Self confidence and attitude are vital if you want to succeed in your sport.

Exercise and self-confidence

Exercise and self-confidence tend to go together. It takes self-confidence to make a commitment to regular exercise, and exercise in turn increases that self-confidence. Many athletes work hard to increase their self-confidence so they’ll be successful in their chosen sport.

When psychologists study exercise adherence, they often talk about a special type of self-confidence, known as self-efficacy. Self-efficacy refers to peoples’ beliefs about what they can achieve. The term was originally used to refer to a person’s sense of confidence in a specific realm, for example, sticking to an exercise program. Psychologists also use the term general self-efficacy to refer to peoples’ beliefs about their abilities to reach personal goals and overcome obstacles in daily life.

Numerous studies have found what common sense would predict: People who strongly believe they can stick to an exercise program, do. What’s more, they exert a great deal of effort to accomplish this goal, persisting in the face of those difficulties that inevitably arise. Similarly, people who believe they will fail usually do. In other words, there is truth to the adage, “Whether you believe you can, or whether you believe you can’t, you are right!”

Most of us use the word self-esteem to refer to our basic self-regard — how we feel about ourselves. Self-esteem is the evaluative component of self-concept, which refers to a broader notion of who we are. Self-concept is how we might describe ourselves; self-esteem is our evaluation of this description. In reality, the two tend to go hand-in-hand, since we generally ascribe value to the qualities we describe as our self-concept.

Researchers often study self-esteem in specific areas, such as social confidence, scholastic ability, appearance and physical ability. All areas contribute to global self-esteem, which refers to a general sense of self-worth.

What does this have to do with exercise? One way to improve global self-esteem is to improve self-esteem in a specific area, such as physical ability. Teachers often notice that students who become more proficient at something they are practicing seem to shine in other areas as well. Good physical educators try to structure exercise experiences in ways that promote feelings of mastery and success, whether they are teaching children how to play soccer or octagenarians how to use free weights. Feelings of success enhance self-efficacy and self-esteem, which are good things in and of themselves. What’s more, feelings of self-efficacy and positive self-esteem increase the likelihood that students will continue in these pursuits.

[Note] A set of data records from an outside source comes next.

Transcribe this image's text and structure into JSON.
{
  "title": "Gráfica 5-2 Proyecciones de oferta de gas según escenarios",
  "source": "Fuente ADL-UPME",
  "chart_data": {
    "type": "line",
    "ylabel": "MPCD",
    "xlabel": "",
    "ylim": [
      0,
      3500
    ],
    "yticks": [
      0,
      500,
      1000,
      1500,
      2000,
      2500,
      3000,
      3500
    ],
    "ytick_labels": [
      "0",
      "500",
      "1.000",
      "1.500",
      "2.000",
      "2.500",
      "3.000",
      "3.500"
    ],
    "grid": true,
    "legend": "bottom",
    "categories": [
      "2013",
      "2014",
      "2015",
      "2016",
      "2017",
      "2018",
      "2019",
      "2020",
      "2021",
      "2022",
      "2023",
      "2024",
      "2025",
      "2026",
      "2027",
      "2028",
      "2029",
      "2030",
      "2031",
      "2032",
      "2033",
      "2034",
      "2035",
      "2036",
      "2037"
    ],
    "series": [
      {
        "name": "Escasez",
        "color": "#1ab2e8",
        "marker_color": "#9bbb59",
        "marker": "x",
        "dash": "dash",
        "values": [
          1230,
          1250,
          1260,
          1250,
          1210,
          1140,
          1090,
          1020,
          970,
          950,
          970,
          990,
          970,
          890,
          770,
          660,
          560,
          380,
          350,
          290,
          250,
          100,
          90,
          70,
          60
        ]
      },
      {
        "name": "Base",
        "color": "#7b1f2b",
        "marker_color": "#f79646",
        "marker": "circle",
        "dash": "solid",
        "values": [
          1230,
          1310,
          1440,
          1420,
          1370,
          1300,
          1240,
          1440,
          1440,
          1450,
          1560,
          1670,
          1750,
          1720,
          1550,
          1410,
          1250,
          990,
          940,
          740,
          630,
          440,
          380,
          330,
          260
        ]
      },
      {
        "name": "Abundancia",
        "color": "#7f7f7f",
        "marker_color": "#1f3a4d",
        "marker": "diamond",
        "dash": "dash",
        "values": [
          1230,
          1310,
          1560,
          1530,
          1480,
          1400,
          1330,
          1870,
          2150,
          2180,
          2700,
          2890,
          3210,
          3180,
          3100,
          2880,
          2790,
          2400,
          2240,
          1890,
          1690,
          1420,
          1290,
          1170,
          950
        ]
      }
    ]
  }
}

Exercise instructors and personal trainers can do many things to increase their clients’ self-confidence so that they will stick to their exercise programs. Adherence may, in turn, increase clients’ evaluations of their physical abilities, and in some cases, increase global self-esteem.

We all need an occasional attitude adjustment. Financial burdens, work difficulties, family problems or just everyday annoyances can cause anyone to slide into a negative mode. The following will help you change your attitude.


The process starts with a review of the stages of attitude change. First, carefully listen to your feelings and identify the emotions you are experiencing. Second, analyze your actions by categorizing what you do and what you think about. Third, control your thoughts to limit the negative ones. Fourth, go public and let others know what you are attempting to do. Finally, develop specific skills for lifestyle changes. Following are 10 tips for shifting from a negative attitude to a more positive one.

1) Develop your sense of humor. Laughter is often the best medicine. Laughter can relax nerves, improve digestion and help blood circulation. Although it may not be appropriate to laugh away a serious problem, laughter can improve your attitude and help you to better cope with problems. If you were not born with a sense of humor, one can be developed. With practice, anyone can laugh.

2) Play often and take time for physical activity. Take a few minutes at work every day to play. Make up a game. If anyone asks what you are doing, just tell them you’re testing a new stress management technique. If you need some ideas, ask your children, nieces, nephews, etc.

3) Change your scenery. Go for a walk, get away for the weekend or plan a vacation. Spending time in pleasant surroundings can help to revive and refresh you.

4) Think about, talk about and reward yourself for jobs well done. We all have things in our lives that make us proud. Focusing on these “winners” can help us to spend less time focusing on negative events.

5) Surround yourself with positive people. Although negative people cannot always be avoided, you do have the power to choose optimistic friends. Even though it may sound harsh, either repair or taper negative relationships.

6) Use the tools in your attitude adjustment tool box. Your tools may include exercising, talking to a trusted friend or relying on spiritual beliefs.

7) Add new tools to your adjustment toolbox. Take dance or acting lessons, or learn a new sport. These can give you a sense of accomplishment and add to your list of jobs well done.

8) Help a friend in need. The more you give away a positive attitude, the stronger yours grows — even if you don’t feel like helping initially.

9) Improve yourself. Everyone goes through periods when they feel less confident, less attractive or less fashionable. Get a makeover, haircut or new outfit if it makes you feel better.

10) Decide what you are going to be when you grow up. Regardless of your age, are you really enjoying what you are doing in your personal and professional life? If not, it may be time to consider your options.